Admission Requirements
None.
Description
The election of Abraham Lincoln as the first Republican president in 1860 prompted eleven southern states to form a slaveholding republic, the Confederate States of America, sparking a four-year war that came close to destroying the United States. Long considered the last “gentlemen’s war,” the Civil War was nonetheless bloody: almost as many soldiers lost their lives between 1861 and 1865 as were killed in all America’s other wars combined. Moreover, the Civil War had a savage underside that was far from chivalrous. Savage guerilla warfare ravaged parts of the South; black soldiers were routinely killed when taken prisoner; armies deliberately laid waste to farms and private homes. Although the Civil War preserved the Union, it also created psychological wounds and political problems that persisted well into the twentieth century. Indeed, it is impossible to understand the United Sates today – its politics, its racial divisions, its North-South differences – without studying the Civil War.

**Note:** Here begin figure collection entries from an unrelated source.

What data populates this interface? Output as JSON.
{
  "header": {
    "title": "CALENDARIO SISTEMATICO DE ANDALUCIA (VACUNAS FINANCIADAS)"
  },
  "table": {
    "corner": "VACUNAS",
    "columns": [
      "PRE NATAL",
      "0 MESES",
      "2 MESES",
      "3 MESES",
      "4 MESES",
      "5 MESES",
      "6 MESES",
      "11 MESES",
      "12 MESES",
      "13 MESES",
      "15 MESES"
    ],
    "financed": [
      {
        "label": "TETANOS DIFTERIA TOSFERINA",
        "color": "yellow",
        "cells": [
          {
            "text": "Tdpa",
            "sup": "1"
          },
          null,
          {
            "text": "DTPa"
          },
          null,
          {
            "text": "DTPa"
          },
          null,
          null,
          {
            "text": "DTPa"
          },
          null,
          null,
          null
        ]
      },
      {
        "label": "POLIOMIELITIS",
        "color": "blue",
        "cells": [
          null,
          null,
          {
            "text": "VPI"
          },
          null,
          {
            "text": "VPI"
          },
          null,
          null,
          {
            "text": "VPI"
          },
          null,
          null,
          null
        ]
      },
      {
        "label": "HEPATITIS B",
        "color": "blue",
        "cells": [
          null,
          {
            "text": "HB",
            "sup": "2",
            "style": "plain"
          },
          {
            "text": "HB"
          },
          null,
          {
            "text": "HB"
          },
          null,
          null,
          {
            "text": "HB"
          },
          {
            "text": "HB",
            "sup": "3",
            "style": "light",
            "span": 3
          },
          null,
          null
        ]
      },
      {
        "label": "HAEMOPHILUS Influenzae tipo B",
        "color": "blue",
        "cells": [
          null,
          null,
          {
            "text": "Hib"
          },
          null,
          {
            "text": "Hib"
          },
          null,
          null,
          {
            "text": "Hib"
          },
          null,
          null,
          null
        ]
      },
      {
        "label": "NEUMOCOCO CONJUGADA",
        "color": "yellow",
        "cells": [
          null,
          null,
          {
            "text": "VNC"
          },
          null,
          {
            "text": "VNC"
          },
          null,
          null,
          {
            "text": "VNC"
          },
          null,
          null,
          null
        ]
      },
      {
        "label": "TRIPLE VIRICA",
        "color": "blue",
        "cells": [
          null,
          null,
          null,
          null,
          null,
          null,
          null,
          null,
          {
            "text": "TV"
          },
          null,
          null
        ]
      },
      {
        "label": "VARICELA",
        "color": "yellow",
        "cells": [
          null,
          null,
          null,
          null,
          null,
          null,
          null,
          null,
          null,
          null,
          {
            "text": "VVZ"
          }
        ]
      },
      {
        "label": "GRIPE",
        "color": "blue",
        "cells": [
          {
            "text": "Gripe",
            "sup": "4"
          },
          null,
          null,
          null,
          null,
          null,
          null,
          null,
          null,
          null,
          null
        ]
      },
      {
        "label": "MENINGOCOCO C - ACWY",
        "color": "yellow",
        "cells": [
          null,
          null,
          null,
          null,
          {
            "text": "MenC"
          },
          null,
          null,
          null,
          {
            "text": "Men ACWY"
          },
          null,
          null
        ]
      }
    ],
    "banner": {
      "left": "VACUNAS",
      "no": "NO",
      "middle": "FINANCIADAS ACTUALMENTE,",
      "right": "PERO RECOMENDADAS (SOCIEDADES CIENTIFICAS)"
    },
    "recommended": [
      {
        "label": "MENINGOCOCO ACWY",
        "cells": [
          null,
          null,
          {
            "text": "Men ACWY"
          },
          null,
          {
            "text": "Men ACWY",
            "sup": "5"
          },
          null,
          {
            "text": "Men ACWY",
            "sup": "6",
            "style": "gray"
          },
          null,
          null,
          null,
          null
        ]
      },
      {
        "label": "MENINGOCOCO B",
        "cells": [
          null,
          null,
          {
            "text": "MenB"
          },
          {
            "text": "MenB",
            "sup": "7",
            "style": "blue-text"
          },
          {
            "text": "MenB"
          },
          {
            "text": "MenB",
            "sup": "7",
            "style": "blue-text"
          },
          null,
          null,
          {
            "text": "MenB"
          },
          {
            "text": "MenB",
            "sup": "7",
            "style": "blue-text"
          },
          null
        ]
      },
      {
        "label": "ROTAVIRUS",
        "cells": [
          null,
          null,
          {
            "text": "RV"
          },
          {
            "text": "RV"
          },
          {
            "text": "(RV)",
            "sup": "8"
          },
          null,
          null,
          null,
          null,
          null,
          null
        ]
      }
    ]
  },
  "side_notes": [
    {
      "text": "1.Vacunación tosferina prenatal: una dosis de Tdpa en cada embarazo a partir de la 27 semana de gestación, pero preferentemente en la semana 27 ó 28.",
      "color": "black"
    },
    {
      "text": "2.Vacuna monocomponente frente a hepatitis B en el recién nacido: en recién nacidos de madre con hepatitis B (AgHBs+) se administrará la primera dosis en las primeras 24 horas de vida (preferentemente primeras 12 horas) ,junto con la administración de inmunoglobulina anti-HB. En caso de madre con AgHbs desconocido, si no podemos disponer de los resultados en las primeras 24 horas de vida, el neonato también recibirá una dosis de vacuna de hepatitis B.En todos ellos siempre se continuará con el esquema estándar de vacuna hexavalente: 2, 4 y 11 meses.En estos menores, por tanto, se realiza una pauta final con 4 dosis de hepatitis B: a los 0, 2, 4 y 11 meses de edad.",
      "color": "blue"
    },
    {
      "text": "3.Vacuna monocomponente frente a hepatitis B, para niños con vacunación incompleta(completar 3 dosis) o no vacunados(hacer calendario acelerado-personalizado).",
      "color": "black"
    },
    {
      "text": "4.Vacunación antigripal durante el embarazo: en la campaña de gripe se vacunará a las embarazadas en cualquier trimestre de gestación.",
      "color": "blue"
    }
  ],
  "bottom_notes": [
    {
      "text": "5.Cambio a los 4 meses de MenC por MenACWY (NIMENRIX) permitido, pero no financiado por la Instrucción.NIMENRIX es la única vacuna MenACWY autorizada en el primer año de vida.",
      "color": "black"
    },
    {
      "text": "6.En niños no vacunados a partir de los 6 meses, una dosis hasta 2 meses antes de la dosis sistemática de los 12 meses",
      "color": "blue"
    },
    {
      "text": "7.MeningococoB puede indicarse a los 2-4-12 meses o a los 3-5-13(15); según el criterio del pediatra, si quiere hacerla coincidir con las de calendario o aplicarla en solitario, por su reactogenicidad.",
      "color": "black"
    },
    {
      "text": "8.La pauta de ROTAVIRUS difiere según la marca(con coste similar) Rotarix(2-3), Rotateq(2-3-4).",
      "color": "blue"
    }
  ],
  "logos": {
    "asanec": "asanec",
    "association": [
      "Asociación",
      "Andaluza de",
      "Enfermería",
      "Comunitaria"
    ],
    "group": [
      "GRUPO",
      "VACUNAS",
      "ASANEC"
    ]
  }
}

This interdisciplinary course, which will consist of a series of guest lectures by international experts, will examine various political, social and cultural-historical aspects of the American Civil War. We will look, for example, at the military side of the war, which produced generals such as Robert E. Lee and U.S. Grant, and which is often characterized as the first “modern” war. The course also looks at how the war affected civilians, especially women, and how the war eventually destroyed the institution of slavery. Moreover, we will study how the Civil War is represented and remembered in American literature, for example, in Walt Whitman’s and Herman Melville’s Civil War poetry, Stephen Crane’s novel The Red Badge of Courage, and short stories by Ambrose Bierce, Thomas Nelson Page, and Charles Chesnutt. Finally, we will consider how Hollywood portrayed it in movies such as Birth of a Nation, Gone with the Wind, and Glory, how the war is commemorated in battle reenactments, and why, even today, the Confederate flag is still a politically-charged symbol that provokes furious controversy. A number of documentaries will be shown alongside the lectures, including a number of episodes from Ken Burn’s popular 1990 series on the Civil War.
Course Objectives
The aim of this course is to enable students to analyze the place of the Civil War in American history, literature, and culture by examining the conflict from an interdisciplinary perspective. Students will gain insight into the political, social, and cultural dimensions of the war through the study of both literary and documentary texts. They will also learn how to approach the cultural significance of the war in terms of myth and memory, literary engagement and popular entertainment (e.g. film).
Timetable
Tuesdays 15.00-18.30h. (videos/tutorials 15.00-17.00; guest lectures 17.00-18.30h) in Lipsius 003.
Mode of Instruction
Guest lectures and a few tutorials.
Assessment
Written exam (50%) and essay (50%)
Blackboard
This course is supported by Blackboard.
Reading list
James McPherson, Battle Cry of Freedom: The Civil War Era (Oxford UP)
Tony Horwitz, Confederates in the Attic (Vintage)
Stephen Crane, The Red Badge of Courage (Penguin)
Texts on Blackboard
Registration
Students can register through uSis.
Contact information
English Department, P.N. van Eyckhof 4, room 103c. Phone: 071 527 2144.
Remarks
Students can take this course as part of the minor American Studies or as an elective course (keuzevak).